È una vicenda “strana” questa dei numeri sugli esodati. Dopo settimane nelle quali sono circolate cifre di ogni grandezza, con i risultati del tavolo tecnico predisposto dal ministro Fornero si è tornati ai 65 mila con cui si era partiti, peraltro alla vigilia della manifestazione dei sindacati, cosa che, lo confesso, nella mia precedente vita di sindacalista mi avrebbe fatto innervosire alquanto. Una questione che poteva e doveva essere risolta subito si è trascinata, così, sino ad oggi, lasciando che migliaia di persone vivessero una situazione di drammatica ansia e incertezza per il proprio presente e futuro, attanagliati dalla paura di restare senza pensione e senza reddito.

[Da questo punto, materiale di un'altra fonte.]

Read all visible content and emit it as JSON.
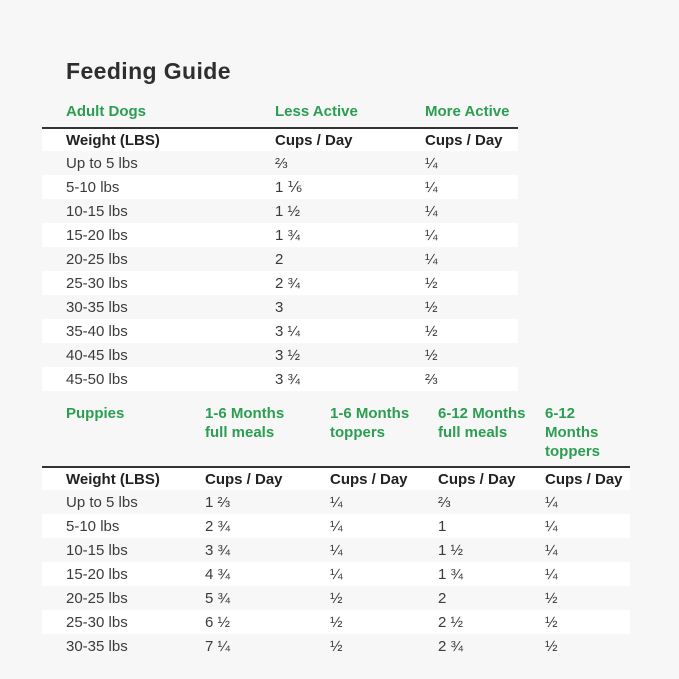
{
  "page": {
    "title": "Feeding Guide"
  },
  "colors": {
    "background": "#f7f7f7",
    "accent_green": "#2a9e51",
    "title_text": "#2e2e2e",
    "body_text": "#3b3b3b",
    "row_stripe": "#ffffff",
    "header_rule": "#333333"
  },
  "adult_table": {
    "section_label": "Adult Dogs",
    "col_headers": [
      "Less Active",
      "More Active"
    ],
    "weight_header": "Weight (LBS)",
    "cups_header": "Cups / Day",
    "rows": [
      {
        "weight": "Up to 5 lbs",
        "less_active": "⅔",
        "more_active": "¼"
      },
      {
        "weight": "5-10 lbs",
        "less_active": "1 ⅙",
        "more_active": "¼"
      },
      {
        "weight": "10-15 lbs",
        "less_active": "1 ½",
        "more_active": "¼"
      },
      {
        "weight": "15-20 lbs",
        "less_active": "1 ¾",
        "more_active": "¼"
      },
      {
        "weight": "20-25 lbs",
        "less_active": "2",
        "more_active": "¼"
      },
      {
        "weight": "25-30 lbs",
        "less_active": "2 ¾",
        "more_active": "½"
      },
      {
        "weight": "30-35 lbs",
        "less_active": "3",
        "more_active": "½"
      },
      {
        "weight": "35-40 lbs",
        "less_active": "3 ¼",
        "more_active": "½"
      },
      {
        "weight": "40-45 lbs",
        "less_active": "3 ½",
        "more_active": "½"
      },
      {
        "weight": "45-50 lbs",
        "less_active": "3 ¾",
        "more_active": "⅔"
      }
    ]
  },
  "puppy_table": {
    "section_label": "Puppies",
    "col_headers": [
      {
        "line1": "1-6 Months",
        "line2": "full meals"
      },
      {
        "line1": "1-6 Months",
        "line2": "toppers"
      },
      {
        "line1": "6-12 Months",
        "line2": "full meals"
      },
      {
        "line1": "6-12 Months",
        "line2": "toppers"
      }
    ],
    "weight_header": "Weight (LBS)",
    "cups_header": "Cups / Day",
    "rows": [
      {
        "weight": "Up to 5 lbs",
        "c1": "1 ⅔",
        "c2": "¼",
        "c3": "⅔",
        "c4": "¼"
      },
      {
        "weight": "5-10 lbs",
        "c1": "2 ¾",
        "c2": "¼",
        "c3": "1",
        "c4": "¼"
      },
      {
        "weight": "10-15 lbs",
        "c1": "3 ¾",
        "c2": "¼",
        "c3": "1 ½",
        "c4": "¼"
      },
      {
        "weight": "15-20 lbs",
        "c1": "4 ¾",
        "c2": "¼",
        "c3": "1 ¾",
        "c4": "¼"
      },
      {
        "weight": "20-25 lbs",
        "c1": "5 ¾",
        "c2": "½",
        "c3": "2",
        "c4": "½"
      },
      {
        "weight": "25-30 lbs",
        "c1": "6 ½",
        "c2": "½",
        "c3": "2 ½",
        "c4": "½"
      },
      {
        "weight": "30-35 lbs",
        "c1": "7 ¼",
        "c2": "½",
        "c3": "2 ¾",
        "c4": "½"
      }
    ]
  }
}
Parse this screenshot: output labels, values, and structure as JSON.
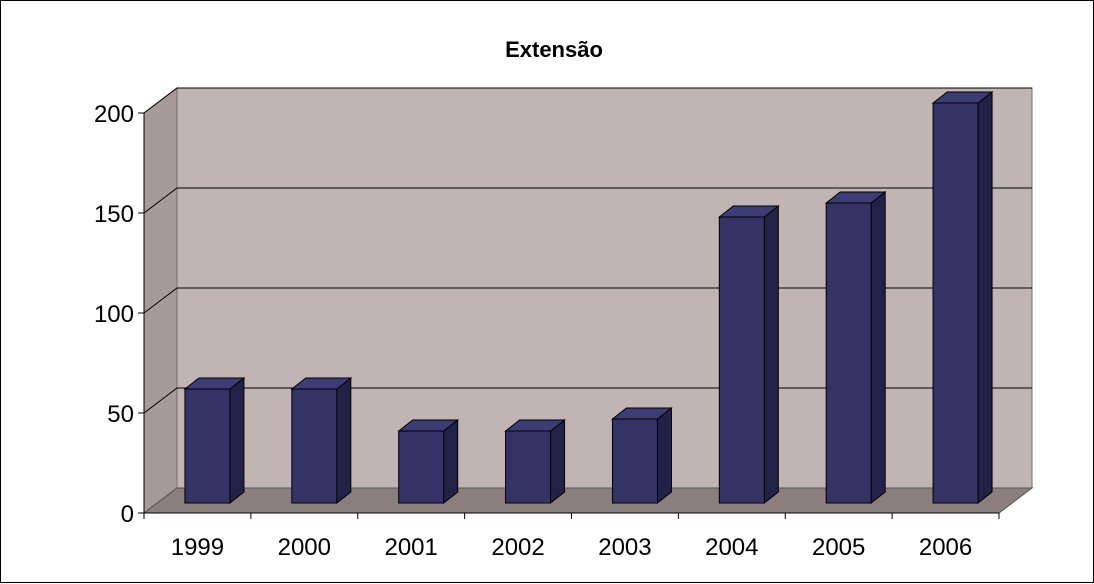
{
  "chart_data": {
    "type": "bar",
    "title": "Extensão",
    "xlabel": "",
    "ylabel": "",
    "categories": [
      "1999",
      "2000",
      "2001",
      "2002",
      "2003",
      "2004",
      "2005",
      "2006"
    ],
    "values": [
      57,
      57,
      36,
      36,
      42,
      143,
      150,
      200
    ],
    "ylim": [
      0,
      200
    ],
    "yticks": [
      "0",
      "50",
      "100",
      "150",
      "200"
    ],
    "grid": true,
    "legend": "none",
    "style": "3d-column",
    "colors": {
      "bar_front": "#333366",
      "bar_side": "#222248",
      "bar_top": "#3d3d75",
      "wall": "#c0b5b3",
      "side_wall": "#a69b99",
      "floor": "#8a7f7d",
      "gridline": "#000000"
    }
  }
}
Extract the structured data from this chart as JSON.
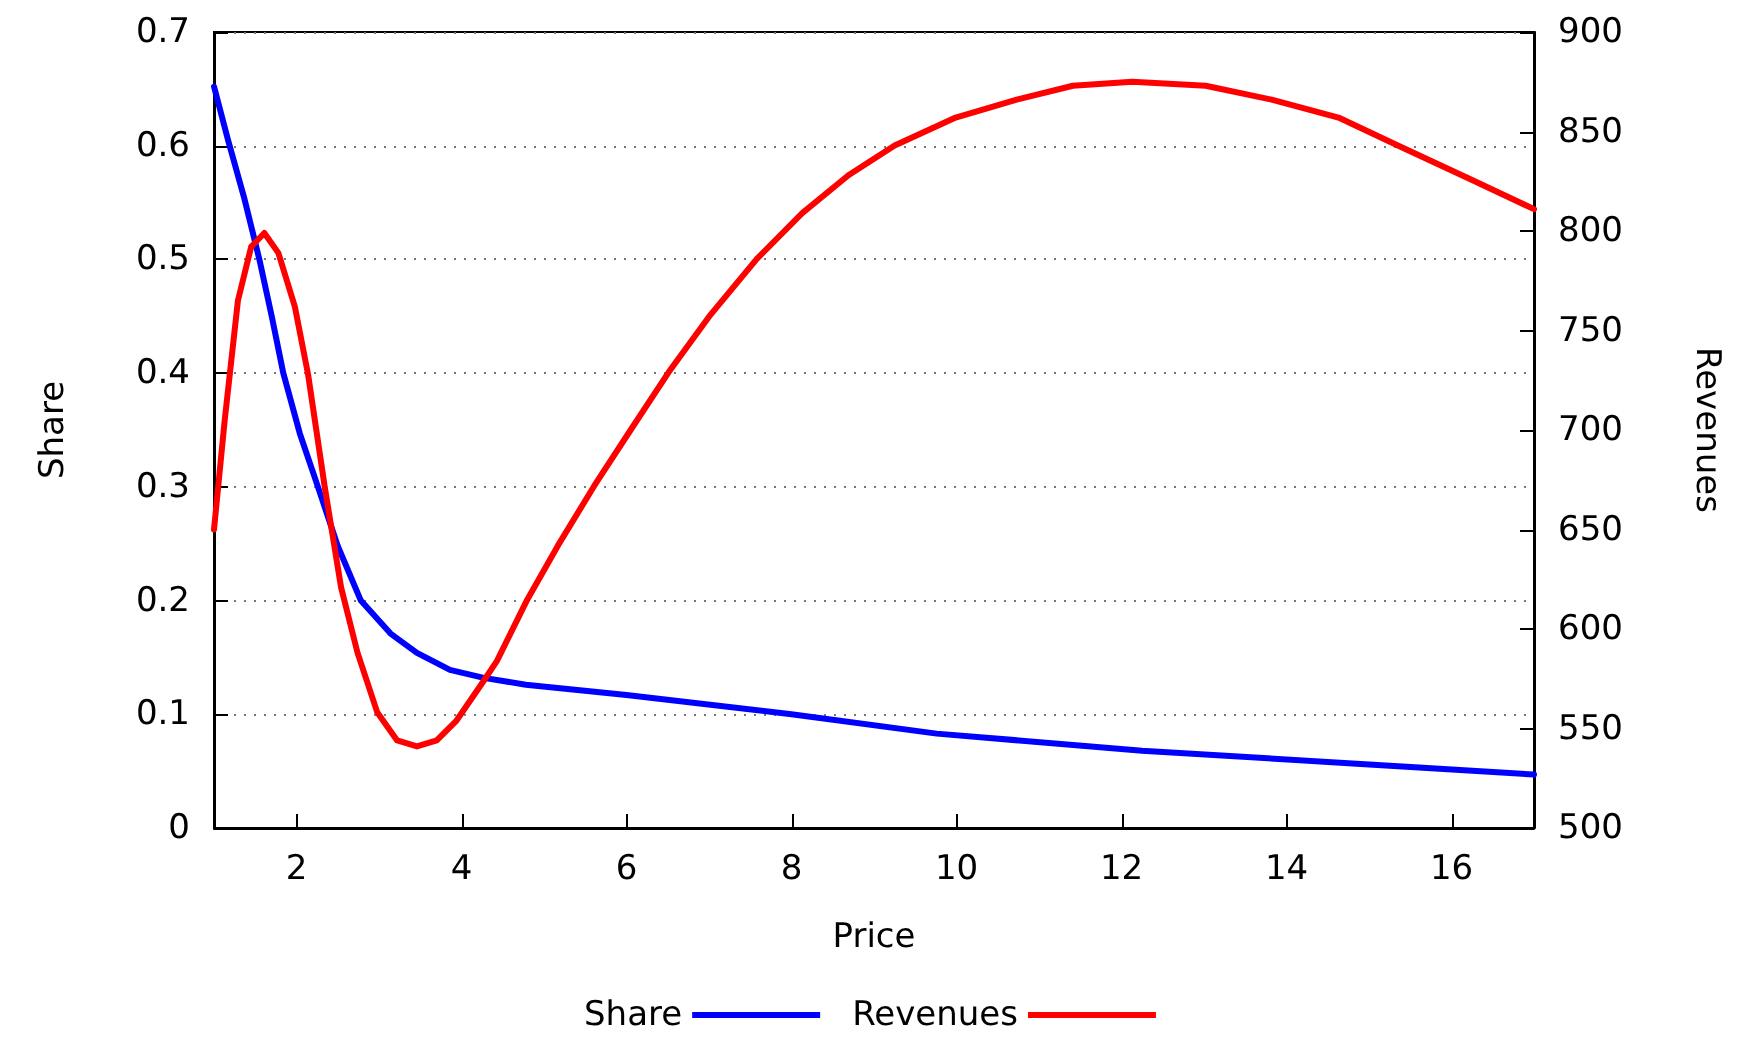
{
  "chart_data": {
    "type": "line",
    "xlabel": "Price",
    "ylabel": "Share",
    "y2label": "Revenues",
    "xlim": [
      1,
      17
    ],
    "xticks": [
      2,
      4,
      6,
      8,
      10,
      12,
      14,
      16
    ],
    "ylim": [
      0,
      0.7
    ],
    "yticks": [
      0,
      0.1,
      0.2,
      0.3,
      0.4,
      0.5,
      0.6,
      0.7
    ],
    "y2lim": [
      500,
      900
    ],
    "y2ticks": [
      500,
      550,
      600,
      650,
      700,
      750,
      800,
      850,
      900
    ],
    "grid": "y",
    "legend": "bottom",
    "marker": "none",
    "line_style": "solid",
    "series": [
      {
        "name": "Share",
        "color": "#0000ff",
        "x": [
          1,
          1.17,
          1.37,
          1.55,
          1.7,
          1.84,
          2.04,
          2.26,
          2.5,
          2.78,
          3.14,
          3.46,
          3.86,
          4.27,
          4.78,
          6,
          8,
          9.76,
          12.25,
          14.75,
          17
        ],
        "values": [
          0.652,
          0.605,
          0.553,
          0.5,
          0.45,
          0.4,
          0.347,
          0.3,
          0.248,
          0.2,
          0.171,
          0.154,
          0.139,
          0.132,
          0.126,
          0.117,
          0.1,
          0.083,
          0.068,
          0.057,
          0.047
        ]
      },
      {
        "name": "Revenues",
        "color": "#ff0000",
        "axis": "y2",
        "x": [
          1,
          1.13,
          1.29,
          1.45,
          1.61,
          1.78,
          1.98,
          2.14,
          2.34,
          2.54,
          2.74,
          2.98,
          3.22,
          3.46,
          3.7,
          3.94,
          4.27,
          4.43,
          4.8,
          5.17,
          5.61,
          6.05,
          6.51,
          7.02,
          7.58,
          8.13,
          8.69,
          9.25,
          9.99,
          10.73,
          11.41,
          12.13,
          13.02,
          13.82,
          14.63,
          15.35,
          16.23,
          17
        ],
        "values": [
          650,
          705,
          765,
          792,
          799,
          789,
          762,
          728,
          672,
          621,
          588,
          558,
          544,
          541,
          544,
          554,
          574,
          584,
          615,
          642,
          672,
          700,
          729,
          758,
          786,
          809,
          828,
          843,
          857,
          866,
          873,
          875,
          873,
          866,
          857,
          843,
          826,
          811
        ]
      }
    ]
  }
}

Parliamo di lavoratori che rivendicano semplicemente i loro diritti. Persone che hanno lavorato per tanti anni e che a causa di una crisi o ristrutturazione aziendale sono state costrette a lasciare anzitempo il posto di lavoro, nella certezza che a distanza di pochi e certi anni sarebbero approdate alla pensione. E invece, con la riforma della previdenza, si sono trovate spostata - e di molto - in avanti l’età per accedere alla pensione, col risultato di restare senza alcun reddito. In sostanza, lo Stato ha cambiato loro le regole in piena corsa: cosa questa inconcepibile sempre, addirittura intollerabile quando in gioco vi è la sussistenza di migliaia di famiglie.

Tornando ai numeri, pur non disponendo di tutti gli strumenti tecnici dell’Inps e del Ministero, ma semplicemente monitorando il mio collegio elettorale e non solo, ho sempre pensato che il numero di cui si parlava - 350mila - fosse davvero esorbitante. Allo stesso modo tuttavia, qualche dubbio mi resta anche sulla reale entità del dato fornito ieri dal Ministero. Ma soprattutto, non riesco a capire per quale ragione si è fatto passare tutto questo tempo. Questo tavolo tecnico che si è aperto dieci giorni fa non poteva essere istituito subito? E l’Inps, così informatizzato ed efficiente, ha avuto bisogno di mesi per prepararsi a sedersi al tavolo?

Possibile, alla luce di quanto accaduto, che il Presidente dell’Inps non senta anch’egli una qualche responsabilità per questo tempo infinito? Già qualche settimana fa, nel corso di un’audizione in Commissione Lavoro al Senato, avevo chiesto al dottor Mastrapasqua perlomeno una stima delle cifre sulle quali l’Istituto stava lavorando. Ma niente, non ho ricevuto risposte. E intanto il tempo passava. Adesso che finalmente il dato è arrivato, giusto o sbagliato che sia, c’è soltanto una cosa da fare: il Ministro convochi i sindacati, metta a disposizione i risultati dello studio e predisponga subito un provvedimento per risolvere alla radice e per tutte le tipologie di lavoratori coinvolti questa coda velenosa della riforma previdenziale.

E quell’incontro affronti e risolva anche un’altra questione che sta creando problemi serissimi ad altre migliaia di famiglie, ovvero quella delle ricongiunzioni onerose. Mi riferisco alla legge 122 del 2010 del governo Berlusconi, che ha eliminato la possibilità di trasferire gratuitamente all'INPS la contribuzione versata in fondi diversi, rendendola onerosa. Anche qui, lo Stato si mostra inaffidabile e irresponsabile perché determina, con improvvise e improvvisate norme finalizzate unicamente a far cassa a tutti i costi, conseguenze pesantissime per tantissimi lavoratori. Lavoratori “colpevoli” di essere passati, assai spesso per scelte obbligate dalle aziende nelle quali lavoravano, dal pubblico al privato (ad esempio a causa di privatizzazioni e processi di esternalizzazione) pur non cambiando mai lavoro e azienda. A causa di questo voltafaccia dello Stato, ora quella “colpa” costerà a migliaia di lavoratori il versamento all'Inps di cifre enormi, anche centinaia di migliaia di euro, per poter ottenere la ricongiunzione.

Ovviamente, su entrambi i fronti, il fattore tempo è assolutamente decisivo: il Governo deve ascoltare e dare una risposta immediata e positivamente risolutiva alle richieste emerse dalla manifestazione unitaria di ieri dei sindacati.